Recall the Maclaurin Series Format

The Maclaurin series of a function \( f(x) \) is given by:\[ f(x) = f(0) + f'(0)x + \frac{f''(0)}{2!}x^2 + \frac{f'''(0)}{3!}x^3 + \cdots \]To find the Maclaurin polynomial of degree \( n \), we calculate the terms up to \( x^n \).

Calculate the Derivatives

Compute the first four derivatives of \( f(x) = e^{2x} \):- \( f(x) = e^{2x} \)- \( f'(x) = 2e^{2x} \)- \( f''(x) = 4e^{2x} \)- \( f'''(x) = 8e^{2x} \)- \( f^{(4)}(x) = 16e^{2x} \)

Evaluate the Derivatives at x = 0

Substitute \( x = 0 \) into each derivative:- \( f(0) = e^0 = 1 \)- \( f'(0) = 2e^0 = 2 \)- \( f''(0) = 4e^0 = 4 \)- \( f'''(0) = 8e^0 = 8 \)- \( f^{(4)}(0) = 16e^0 = 16 \)

Assemble the Maclaurin Polynomial

Substitute the calculated terms into the Maclaurin series formula:\[ P_4(x) = 1 + 2x + \frac{4}{2!}x^2 + \frac{8}{3!}x^3 + \frac{16}{4!}x^4 \]Simplify the coefficients:\[ P_4(x) = 1 + 2x + 2x^2 + \frac{4}{3}x^3 + \frac{2}{3}x^4 \]

Key concepts

Understanding Derivatives

Derivatives are a fundamental concept in calculus, representing the rate at which a function changes at any given point. When dealing with the function \( f(x) = e^{2x} \), derivatives help capture the behavior of the function as we calculate the Maclaurin series.
In essence, finding derivatives involves taking the function and applying a differentiation process:

• The first derivative \( f'(x) = 2e^{2x} \) tells us how the function grows at a particular point.
• Each subsequent derivative represents the rate change of the previous derivative. For instance, \( f''(x) = 4e^{2x} \) represents how the growth rate of \( f'(x) \) itself changes.
• Higher-order derivatives, like the third \( f'''(x) = 8e^{2x} \) and the fourth \( f^{(4)}(x) = 16e^{2x} \), continue this pattern, stripping away layers to reveal intricate details about the function's behavior.

At each derivative level, setting \( x = 0 \) allows us to assess these rates directly at the center point of the Maclaurin series, creating core components to build the polynomial. This evaluation forms the scaffold for constructing a polynomial that approximates the original function around this center.

Diving into Series Expansion

A series expansion represents a function as an infinite sum of terms. The Maclaurin series is a specific type of series expansion that expresses a function \( f(x) \) around the point \( x = 0 \).In each step of the Maclaurin series, we calculate derivatives and evaluate them at \( x = 0 \):

• The \( f(0) \) term gives the function's base point from which expansions start.
• Each derivative, such as \( f'(0) \), \( f''(0) \), contributes differently scaled terms like \( x^1, x^2 \).
• We divide these contributions by factorial numbers (e.g., \( 2! \), \( 3! \)) to maintain accuracy when summing terms.

This series is infinitely long; however, for practical purposes, we truncate the series. Creating a truncated series up to a certain degree \( n \), like in this exercise, gives a polynomial approximation of the function.
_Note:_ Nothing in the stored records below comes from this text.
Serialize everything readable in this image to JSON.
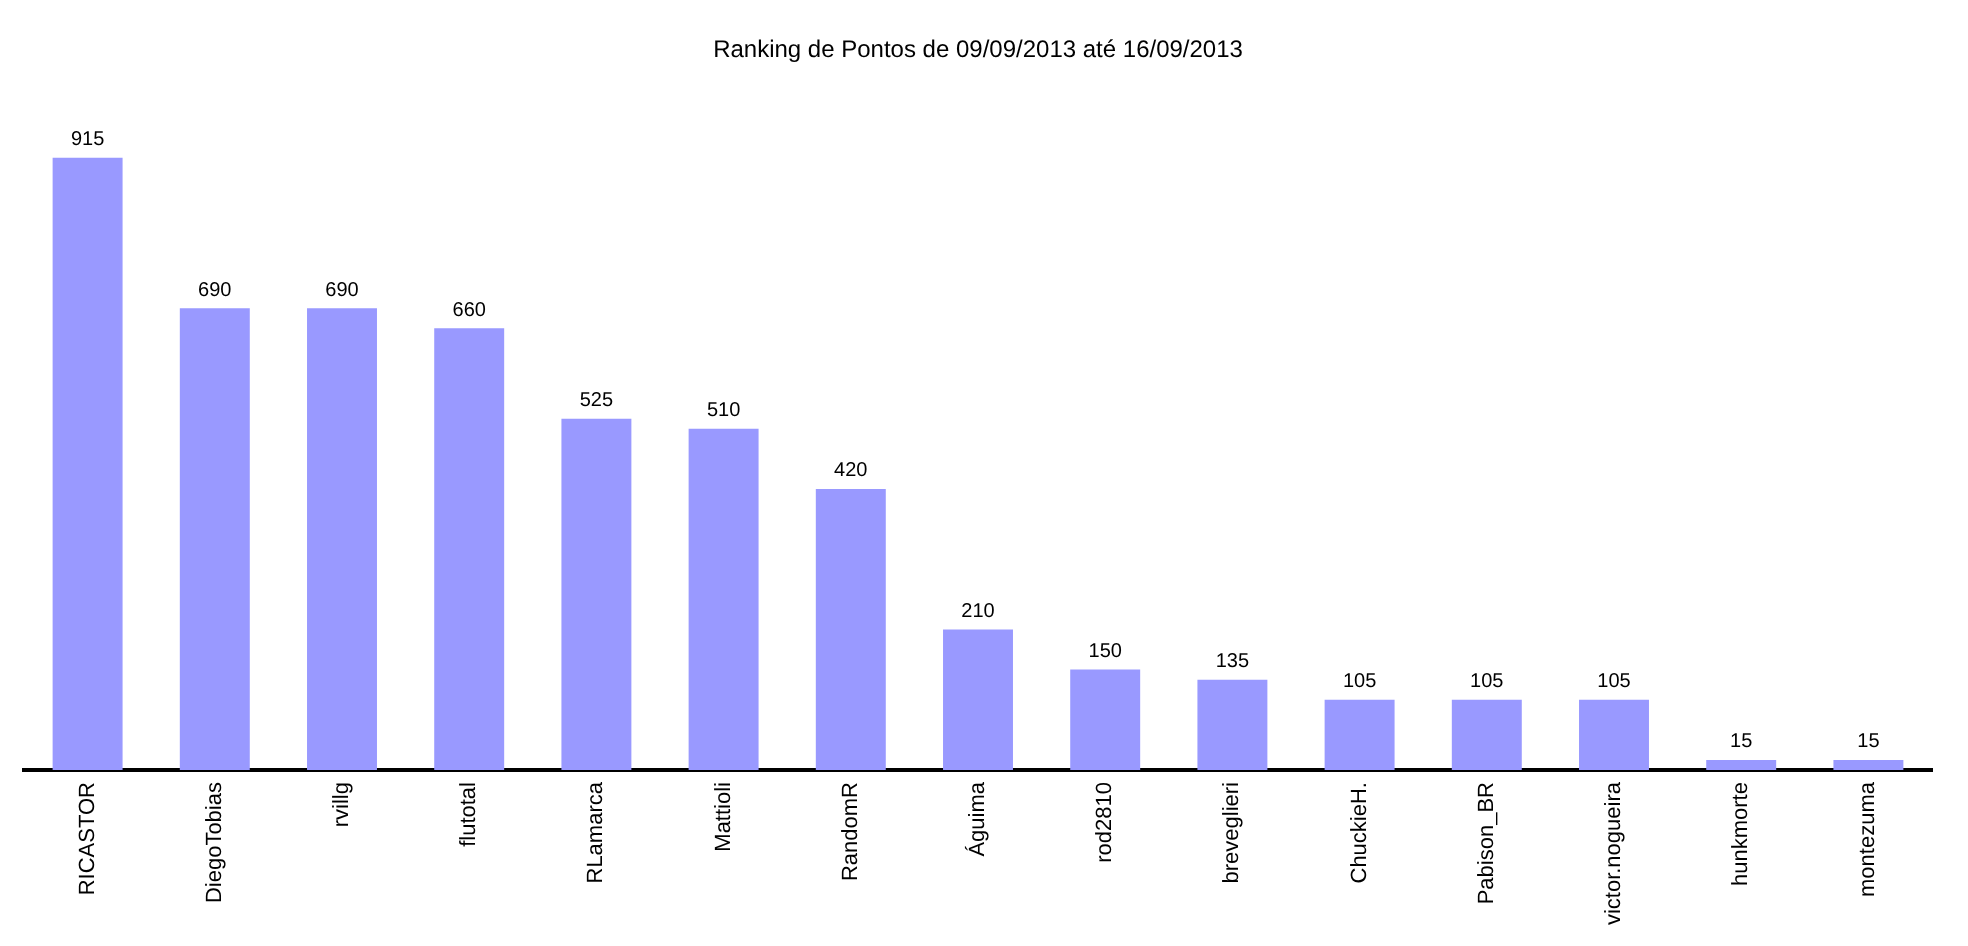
{
  "chart_data": {
    "type": "bar",
    "title": "Ranking de Pontos de 09/09/2013 até 16/09/2013",
    "categories": [
      "RICASTOR",
      "DiegoTobias",
      "rvillg",
      "flutotal",
      "RLamarca",
      "Mattioli",
      "RandomR",
      "Águima",
      "rod2810",
      "breveglieri",
      "ChuckieH.",
      "Pabison_BR",
      "victor.nogueira",
      "hunkmorte",
      "montezuma"
    ],
    "values": [
      915,
      690,
      690,
      660,
      525,
      510,
      420,
      210,
      150,
      135,
      105,
      105,
      105,
      15,
      15
    ],
    "color": "#9999ff",
    "data_labels": true,
    "tick_labels": "x",
    "grid": false,
    "legend": false
  }
}
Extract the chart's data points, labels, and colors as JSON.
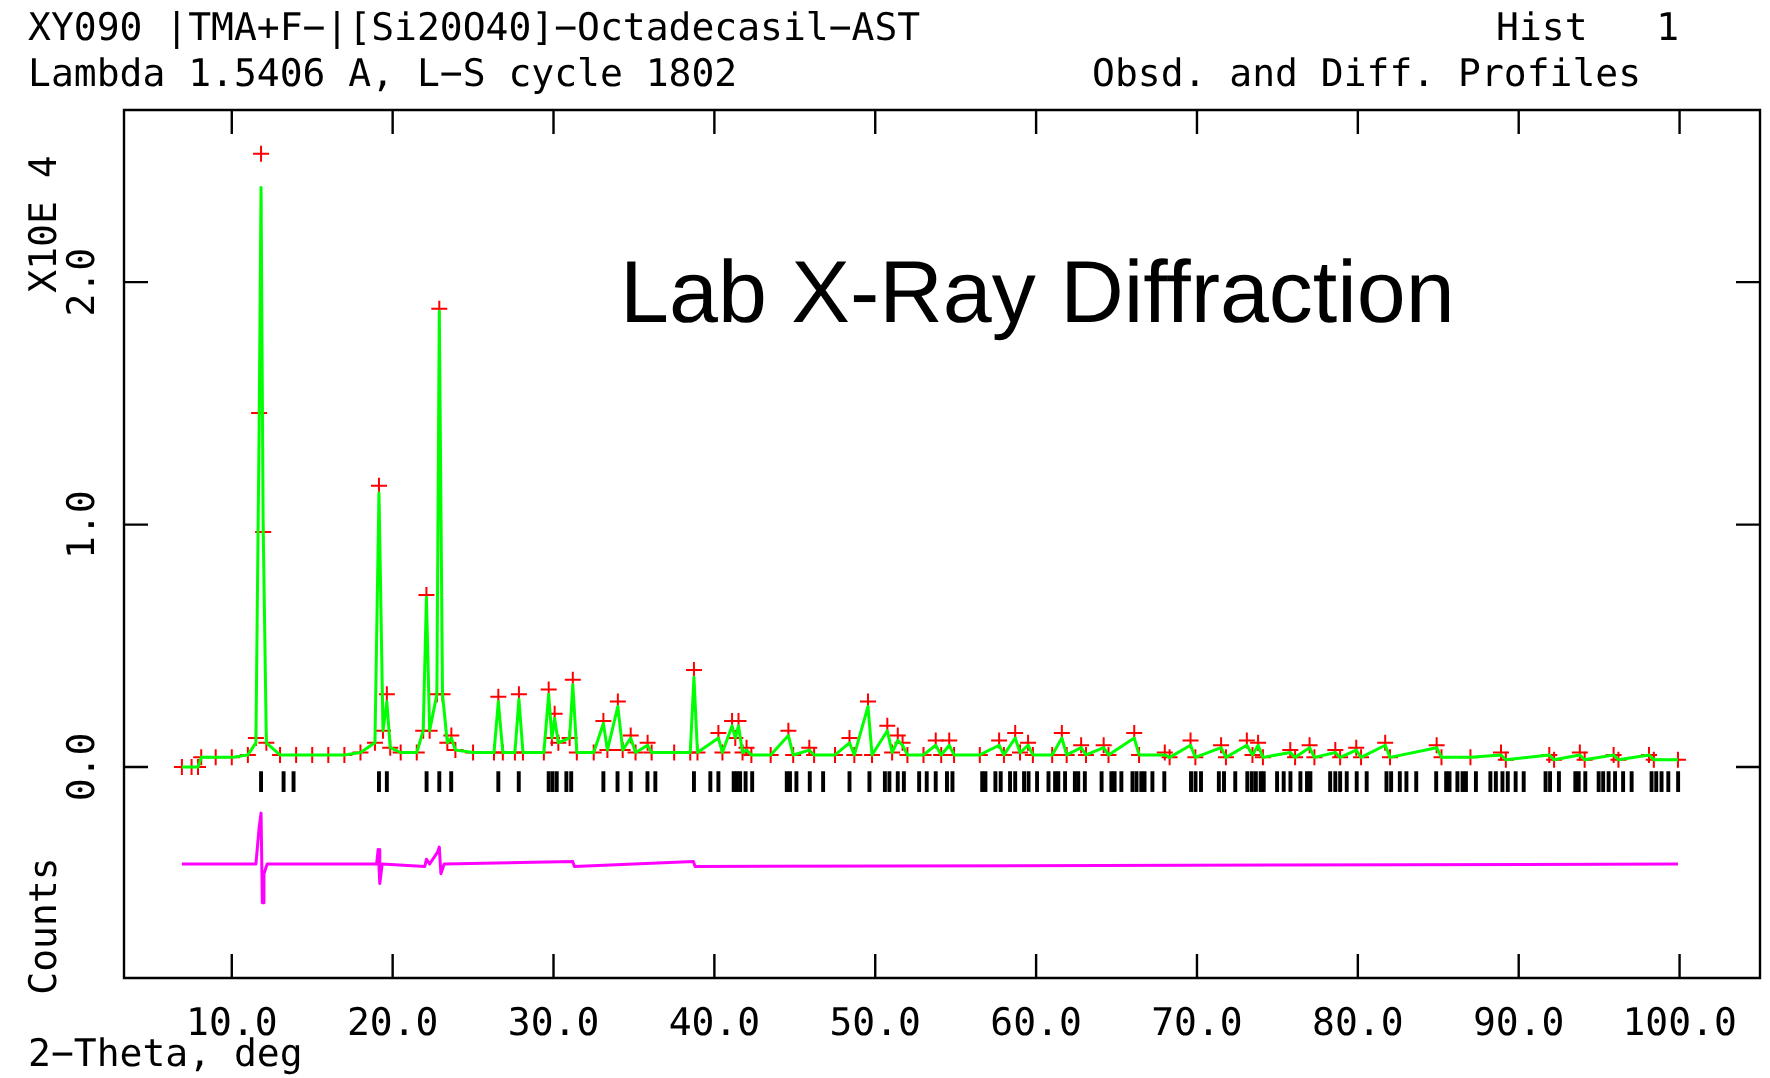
{
  "chart_data": {
    "type": "scatter",
    "title": "XY090 |TMA+F−|[Si20O40]−Octadecasil−AST",
    "subtitle": "Lambda 1.5406 A, L−S cycle 1802",
    "xlabel": "2−Theta, deg",
    "ylabel": "Counts",
    "annotations": [
      "Hist   1",
      "Obsd. and Diff. Profiles",
      "X10E 4",
      "Lab X-Ray Diffraction"
    ],
    "xlim": [
      3.3,
      105
    ],
    "ylim": [
      -0.87,
      2.71
    ],
    "xticks": [
      {
        "value": 10,
        "label": "10.0"
      },
      {
        "value": 20,
        "label": "20.0"
      },
      {
        "value": 30,
        "label": "30.0"
      },
      {
        "value": 40,
        "label": "40.0"
      },
      {
        "value": 50,
        "label": "50.0"
      },
      {
        "value": 60,
        "label": "60.0"
      },
      {
        "value": 70,
        "label": "70.0"
      },
      {
        "value": 80,
        "label": "80.0"
      },
      {
        "value": 90,
        "label": "90.0"
      },
      {
        "value": 100,
        "label": "100.0"
      }
    ],
    "yticks": [
      {
        "value": 0,
        "label": "0.0"
      },
      {
        "value": 1,
        "label": "1.0"
      },
      {
        "value": 2,
        "label": "2.0"
      }
    ],
    "grid": false,
    "legend": false,
    "series": [
      {
        "marker": "cross",
        "color": "#ff0000",
        "x": [
          6.9,
          7.5,
          7.9,
          8.1,
          9,
          10,
          11,
          11.5,
          11.7,
          11.82,
          11.95,
          12.15,
          13,
          14,
          15,
          16,
          17,
          18,
          18.9,
          19.15,
          19.4,
          19.64,
          19.85,
          20.5,
          21.5,
          21.9,
          22.1,
          22.3,
          22.75,
          22.9,
          23.1,
          23.4,
          23.65,
          23.9,
          25,
          26.3,
          26.57,
          26.85,
          27.6,
          27.85,
          28.1,
          29.4,
          29.7,
          29.9,
          30.07,
          30.3,
          31,
          31.2,
          31.45,
          32.5,
          33.1,
          33.35,
          34,
          34.3,
          34.8,
          35.1,
          35.85,
          36.1,
          37.5,
          38.5,
          38.73,
          38.95,
          40.25,
          40.5,
          41.1,
          41.3,
          41.5,
          41.75,
          42,
          42.3,
          43.5,
          44.6,
          44.9,
          45.9,
          46.2,
          47.5,
          48.4,
          48.7,
          49.55,
          49.8,
          50.75,
          51.05,
          51.4,
          51.7,
          52,
          53,
          53.76,
          54.1,
          54.6,
          54.9,
          56.5,
          57.7,
          58,
          58.7,
          59,
          59.5,
          59.8,
          61,
          61.6,
          61.9,
          62.8,
          63.1,
          64.2,
          64.5,
          66.1,
          66.4,
          68,
          68.3,
          69.6,
          69.9,
          71.5,
          71.8,
          73.1,
          73.45,
          73.8,
          74.1,
          75.8,
          76.1,
          77,
          77.3,
          78.6,
          78.9,
          79.9,
          80.2,
          81.7,
          82,
          84.9,
          85.2,
          87,
          88.9,
          89.2,
          91.9,
          92.2,
          93.8,
          94.1,
          95.9,
          96.2,
          98.1,
          98.4,
          99.9
        ],
        "values": [
          0,
          0,
          0,
          0.04,
          0.04,
          0.04,
          0.05,
          0.12,
          1.46,
          2.53,
          0.97,
          0.1,
          0.05,
          0.05,
          0.05,
          0.05,
          0.05,
          0.06,
          0.1,
          1.16,
          0.15,
          0.3,
          0.08,
          0.06,
          0.06,
          0.15,
          0.71,
          0.15,
          0.3,
          1.89,
          0.3,
          0.1,
          0.13,
          0.07,
          0.06,
          0.06,
          0.29,
          0.06,
          0.06,
          0.3,
          0.06,
          0.06,
          0.32,
          0.12,
          0.22,
          0.1,
          0.12,
          0.36,
          0.06,
          0.06,
          0.19,
          0.07,
          0.27,
          0.07,
          0.13,
          0.06,
          0.1,
          0.06,
          0.06,
          0.06,
          0.4,
          0.06,
          0.14,
          0.06,
          0.19,
          0.12,
          0.19,
          0.06,
          0.08,
          0.05,
          0.05,
          0.15,
          0.05,
          0.08,
          0.05,
          0.05,
          0.12,
          0.05,
          0.27,
          0.05,
          0.17,
          0.06,
          0.13,
          0.1,
          0.05,
          0.05,
          0.11,
          0.05,
          0.11,
          0.05,
          0.05,
          0.11,
          0.05,
          0.14,
          0.06,
          0.1,
          0.05,
          0.05,
          0.14,
          0.05,
          0.09,
          0.05,
          0.09,
          0.05,
          0.14,
          0.05,
          0.06,
          0.04,
          0.11,
          0.04,
          0.09,
          0.04,
          0.11,
          0.05,
          0.1,
          0.04,
          0.07,
          0.04,
          0.09,
          0.04,
          0.07,
          0.04,
          0.08,
          0.04,
          0.1,
          0.04,
          0.09,
          0.04,
          0.04,
          0.06,
          0.03,
          0.05,
          0.03,
          0.06,
          0.03,
          0.05,
          0.03,
          0.05,
          0.03,
          0.03
        ]
      },
      {
        "type": "line",
        "color": "#00ff00",
        "x": [
          6.9,
          7.5,
          7.9,
          8.1,
          9,
          10,
          11,
          11.5,
          11.7,
          11.82,
          11.95,
          12.15,
          13,
          14,
          15,
          16,
          17,
          18,
          18.9,
          19.15,
          19.4,
          19.64,
          19.85,
          20.5,
          21.5,
          21.9,
          22.1,
          22.3,
          22.75,
          22.9,
          23.1,
          23.4,
          23.65,
          23.9,
          25,
          26.3,
          26.57,
          26.85,
          27.6,
          27.85,
          28.1,
          29.4,
          29.7,
          29.9,
          30.07,
          30.3,
          31,
          31.2,
          31.45,
          32.5,
          33.1,
          33.35,
          34,
          34.3,
          34.8,
          35.1,
          35.85,
          36.1,
          37.5,
          38.5,
          38.73,
          38.95,
          40.25,
          40.5,
          41.1,
          41.3,
          41.5,
          41.75,
          42,
          42.3,
          43.5,
          44.6,
          44.9,
          45.9,
          46.2,
          47.5,
          48.4,
          48.7,
          49.55,
          49.8,
          50.75,
          51.05,
          51.4,
          51.7,
          52,
          53,
          53.76,
          54.1,
          54.6,
          54.9,
          56.5,
          57.7,
          58,
          58.7,
          59,
          59.5,
          59.8,
          61,
          61.6,
          61.9,
          62.8,
          63.1,
          64.2,
          64.5,
          66.1,
          66.4,
          68,
          68.3,
          69.6,
          69.9,
          71.5,
          71.8,
          73.1,
          73.45,
          73.8,
          74.1,
          75.8,
          76.1,
          77,
          77.3,
          78.6,
          78.9,
          79.9,
          80.2,
          81.7,
          82,
          84.9,
          85.2,
          87,
          88.9,
          89.2,
          91.9,
          92.2,
          93.8,
          94.1,
          95.9,
          96.2,
          98.1,
          98.4,
          99.9
        ],
        "values": [
          0,
          0,
          0,
          0.04,
          0.04,
          0.04,
          0.05,
          0.1,
          1.4,
          2.39,
          1.0,
          0.1,
          0.05,
          0.05,
          0.05,
          0.05,
          0.05,
          0.06,
          0.1,
          1.13,
          0.15,
          0.27,
          0.08,
          0.06,
          0.06,
          0.15,
          0.7,
          0.15,
          0.3,
          1.88,
          0.3,
          0.1,
          0.12,
          0.07,
          0.06,
          0.06,
          0.27,
          0.06,
          0.06,
          0.28,
          0.06,
          0.06,
          0.3,
          0.12,
          0.2,
          0.1,
          0.12,
          0.34,
          0.06,
          0.06,
          0.18,
          0.07,
          0.25,
          0.07,
          0.12,
          0.06,
          0.09,
          0.06,
          0.06,
          0.06,
          0.37,
          0.06,
          0.12,
          0.06,
          0.17,
          0.12,
          0.17,
          0.06,
          0.07,
          0.05,
          0.05,
          0.13,
          0.05,
          0.07,
          0.05,
          0.05,
          0.1,
          0.05,
          0.25,
          0.05,
          0.15,
          0.06,
          0.11,
          0.09,
          0.05,
          0.05,
          0.09,
          0.05,
          0.09,
          0.05,
          0.05,
          0.09,
          0.05,
          0.12,
          0.06,
          0.09,
          0.05,
          0.05,
          0.12,
          0.05,
          0.08,
          0.05,
          0.08,
          0.05,
          0.12,
          0.05,
          0.05,
          0.04,
          0.09,
          0.04,
          0.08,
          0.04,
          0.09,
          0.05,
          0.09,
          0.04,
          0.06,
          0.04,
          0.08,
          0.04,
          0.06,
          0.04,
          0.07,
          0.04,
          0.09,
          0.04,
          0.08,
          0.04,
          0.04,
          0.05,
          0.03,
          0.05,
          0.03,
          0.05,
          0.03,
          0.05,
          0.03,
          0.05,
          0.03,
          0.03
        ]
      },
      {
        "type": "line",
        "color": "#ff00ff",
        "x": [
          6.9,
          11.5,
          11.7,
          11.82,
          11.9,
          12,
          12.2,
          19,
          19.1,
          19.2,
          19.35,
          22,
          22.1,
          22.3,
          22.8,
          22.9,
          23,
          23.2,
          31.2,
          31.3,
          38.7,
          38.8,
          99.9
        ],
        "values": [
          -0.4,
          -0.4,
          -0.25,
          -0.19,
          -0.56,
          -0.44,
          -0.4,
          -0.4,
          -0.34,
          -0.48,
          -0.4,
          -0.41,
          -0.38,
          -0.4,
          -0.35,
          -0.33,
          -0.44,
          -0.4,
          -0.39,
          -0.41,
          -0.39,
          -0.41,
          -0.4
        ]
      },
      {
        "type": "bar",
        "color": "#000000",
        "base": [
          -0.1,
          -0.1,
          -0.1,
          -0.1,
          -0.1,
          -0.1,
          -0.1,
          -0.1,
          -0.1,
          -0.1,
          -0.1,
          -0.1,
          -0.1,
          -0.1,
          -0.1,
          -0.1,
          -0.1,
          -0.1,
          -0.1,
          -0.1,
          -0.1,
          -0.1,
          -0.1,
          -0.1,
          -0.1,
          -0.1,
          -0.1,
          -0.1,
          -0.1,
          -0.1,
          -0.1,
          -0.1,
          -0.1,
          -0.1,
          -0.1,
          -0.1,
          -0.1,
          -0.1,
          -0.1,
          -0.1,
          -0.1,
          -0.1,
          -0.1,
          -0.1,
          -0.1,
          -0.1,
          -0.1,
          -0.1,
          -0.1,
          -0.1,
          -0.1,
          -0.1,
          -0.1,
          -0.1,
          -0.1,
          -0.1,
          -0.1,
          -0.1,
          -0.1,
          -0.1,
          -0.1,
          -0.1,
          -0.1,
          -0.1,
          -0.1,
          -0.1,
          -0.1,
          -0.1,
          -0.1,
          -0.1,
          -0.1,
          -0.1,
          -0.1,
          -0.1,
          -0.1,
          -0.1,
          -0.1,
          -0.1,
          -0.1,
          -0.1,
          -0.1,
          -0.1,
          -0.1,
          -0.1,
          -0.1,
          -0.1,
          -0.1,
          -0.1,
          -0.1,
          -0.1,
          -0.1,
          -0.1,
          -0.1,
          -0.1,
          -0.1,
          -0.1,
          -0.1,
          -0.1,
          -0.1,
          -0.1,
          -0.1,
          -0.1,
          -0.1,
          -0.1,
          -0.1,
          -0.1,
          -0.1,
          -0.1,
          -0.1,
          -0.1,
          -0.1,
          -0.1,
          -0.1,
          -0.1,
          -0.1,
          -0.1,
          -0.1,
          -0.1,
          -0.1,
          -0.1,
          -0.1,
          -0.1,
          -0.1,
          -0.1,
          -0.1,
          -0.1,
          -0.1,
          -0.1
        ],
        "x": [
          11.82,
          13.22,
          13.84,
          19.15,
          19.64,
          22.11,
          22.9,
          23.64,
          26.57,
          27.84,
          29.7,
          29.94,
          30.2,
          30.8,
          31.1,
          33.1,
          33.98,
          34.8,
          35.84,
          36.33,
          38.73,
          39.75,
          40.25,
          41.2,
          41.4,
          41.6,
          41.94,
          42.35,
          44.5,
          44.7,
          45.1,
          45.93,
          46.76,
          48.4,
          49.64,
          50.6,
          50.88,
          51.4,
          51.78,
          52.73,
          53.2,
          53.76,
          54.46,
          54.8,
          56.65,
          56.85,
          57.47,
          57.8,
          58.38,
          58.7,
          59.25,
          59.53,
          60.06,
          60.77,
          61.18,
          61.38,
          61.8,
          62.41,
          62.62,
          63.03,
          64.07,
          64.68,
          64.88,
          65.3,
          65.99,
          66.24,
          66.54,
          66.74,
          67.23,
          67.97,
          69.63,
          69.91,
          70.25,
          71.36,
          71.68,
          72.38,
          73.13,
          73.41,
          73.66,
          73.96,
          74.15,
          74.98,
          75.39,
          75.81,
          76.43,
          76.84,
          77.05,
          78.28,
          78.6,
          78.9,
          79.31,
          79.93,
          80.55,
          81.78,
          82.07,
          82.61,
          83.02,
          83.63,
          84.87,
          85.49,
          85.7,
          86.19,
          86.51,
          86.72,
          87.34,
          88.24,
          88.58,
          88.99,
          89.32,
          89.81,
          90.31,
          91.67,
          91.95,
          92.5,
          93.52,
          93.73,
          94.14,
          94.97,
          95.25,
          95.59,
          95.99,
          96.49,
          97.02,
          98.26,
          98.55,
          98.88,
          99.3,
          99.91
        ],
        "values": [
          0.08,
          0.08,
          0.08,
          0.08,
          0.08,
          0.08,
          0.08,
          0.08,
          0.08,
          0.08,
          0.08,
          0.08,
          0.08,
          0.08,
          0.08,
          0.08,
          0.08,
          0.08,
          0.08,
          0.08,
          0.08,
          0.08,
          0.08,
          0.08,
          0.08,
          0.08,
          0.08,
          0.08,
          0.08,
          0.08,
          0.08,
          0.08,
          0.08,
          0.08,
          0.08,
          0.08,
          0.08,
          0.08,
          0.08,
          0.08,
          0.08,
          0.08,
          0.08,
          0.08,
          0.08,
          0.08,
          0.08,
          0.08,
          0.08,
          0.08,
          0.08,
          0.08,
          0.08,
          0.08,
          0.08,
          0.08,
          0.08,
          0.08,
          0.08,
          0.08,
          0.08,
          0.08,
          0.08,
          0.08,
          0.08,
          0.08,
          0.08,
          0.08,
          0.08,
          0.08,
          0.08,
          0.08,
          0.08,
          0.08,
          0.08,
          0.08,
          0.08,
          0.08,
          0.08,
          0.08,
          0.08,
          0.08,
          0.08,
          0.08,
          0.08,
          0.08,
          0.08,
          0.08,
          0.08,
          0.08,
          0.08,
          0.08,
          0.08,
          0.08,
          0.08,
          0.08,
          0.08,
          0.08,
          0.08,
          0.08,
          0.08,
          0.08,
          0.08,
          0.08,
          0.08,
          0.08,
          0.08,
          0.08,
          0.08,
          0.08,
          0.08,
          0.08,
          0.08,
          0.08,
          0.08,
          0.08,
          0.08,
          0.08,
          0.08,
          0.08,
          0.08,
          0.08,
          0.08,
          0.08,
          0.08,
          0.08,
          0.08,
          0.08
        ]
      }
    ]
  }
}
Polishing with Polynomial Approximation

Polynomial approximation involves creating a polynomial that closely mimics a function's behavior around a specific point. In our exercise, reaching the final Maclaurin polynomial means effectively approximating \( f(x) = e^{2x} \) using a fourth-degree polynomial \( P_4(x) \).The purpose of this approximation is to simplify calculations:

• Exact representation: The derived polynomial \( P_4(x) = 1 + 2x + 2x^2 + \frac{4}{3}x^3 + \frac{2}{3}x^4 \) closely follows the original function near \( x = 0 \).
• Solving: Polynomial expressions are easier to evaluate and analyze than functions with exponential terms.
• Flexibility: This form enables practical computation in scenarios where exact function values are unwieldy or impossible to derive quickly.

Using polynomial approximations like this is crucial in numerical methods where concise, approximate solutions facilitate problem-solving without diving into more complex original functions.